Brent futures fell as low as $58.40 on Wednesday — almost $25 below their 2025 high — as the escalating trade war between the U.S. and China sapped confidence across global markets. The slide was compounded by a surprisingly large output increase by the Organization of the Petroleum Exporting Countries and its allies.
“I think the market overreacted,” Gunvor’s Frederic Lasserre said in an interview. “Not only on oil, but on equities people were pricing a global recession. I think this was a bit too aggressive, at least for now, and from here I see a bit more upside than downside because I feel there is a better exit than the zero-growth situation.”

U.S. President Donald Trump’s first round of reciprocal tariffs — prior to further escalation between the U.S. and China — would likely lead to demand loss of about 380,000 barrels a day, Lasserre said.

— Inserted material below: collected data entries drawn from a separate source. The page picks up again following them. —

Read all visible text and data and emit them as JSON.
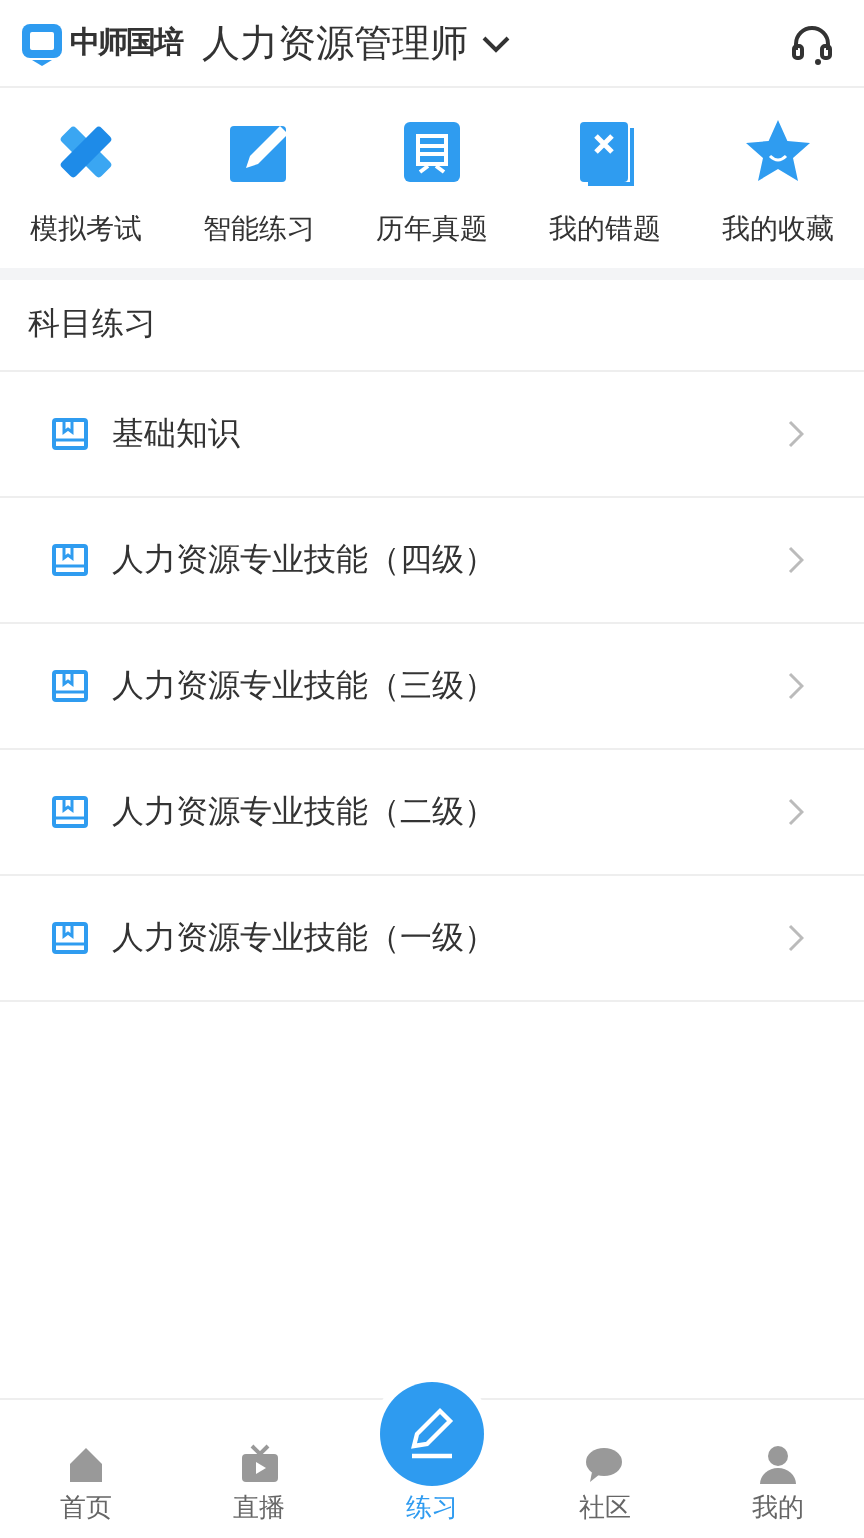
{
  "header": {
    "brand": "中师国培",
    "title": "人力资源管理师"
  },
  "shortcuts": [
    "模拟考试",
    "智能练习",
    "历年真题",
    "我的错题",
    "我的收藏"
  ],
  "section": {
    "title": "科目练习",
    "items": [
      "基础知识",
      "人力资源专业技能（四级）",
      "人力资源专业技能（三级）",
      "人力资源专业技能（二级）",
      "人力资源专业技能（一级）"
    ]
  },
  "tabbar": [
    {
      "label": "首页",
      "selected": false
    },
    {
      "label": "直播",
      "selected": false
    },
    {
      "label": "练习",
      "selected": true
    },
    {
      "label": "社区",
      "selected": false
    },
    {
      "label": "我的",
      "selected": false
    }
  ]
}
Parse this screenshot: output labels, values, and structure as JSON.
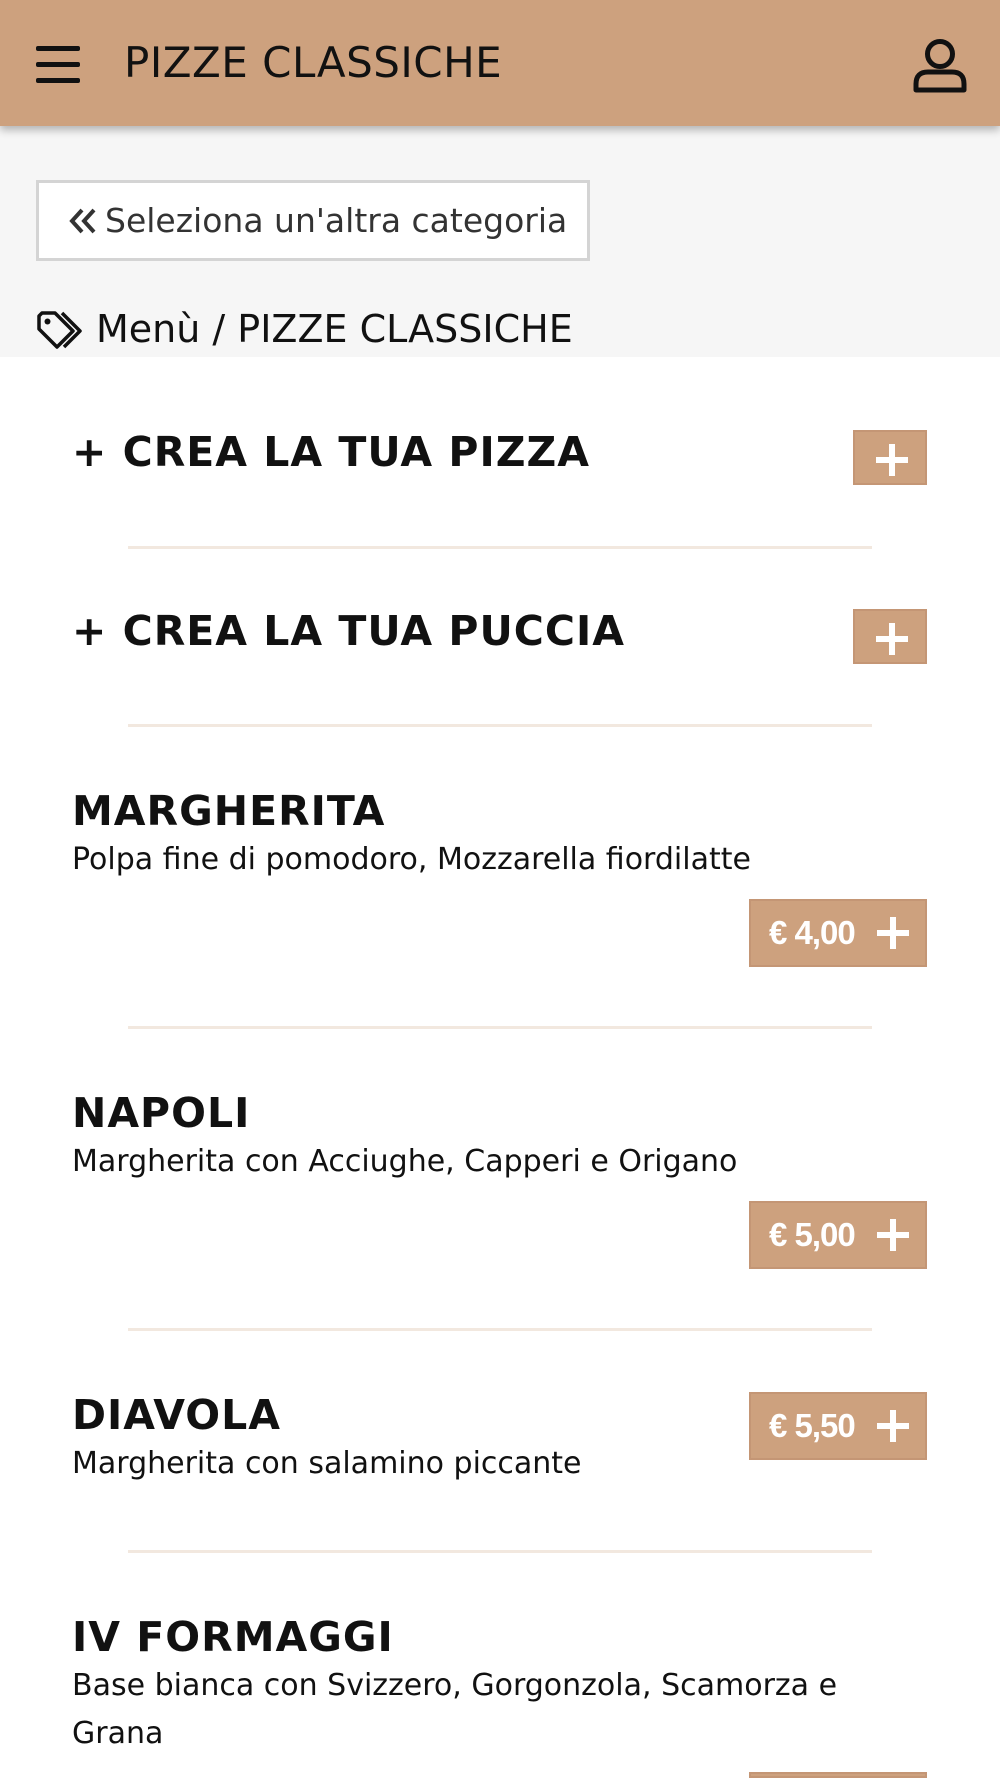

Still, if there were to be no demand growth this year, then nearby timespreads wouldn’t be trading in a bullish pattern and refining margins would have weakened further, he added. On Friday, the nearest U.S. crude futures contract fetched its biggest premium over the next month since early February.
Lasserre also said that if West Texas Intermediate stays near $60 a barrel, there’s unlikely to be any growth from U.S. shale fields next year. Supply would still expand in conventional U.S. fields, however.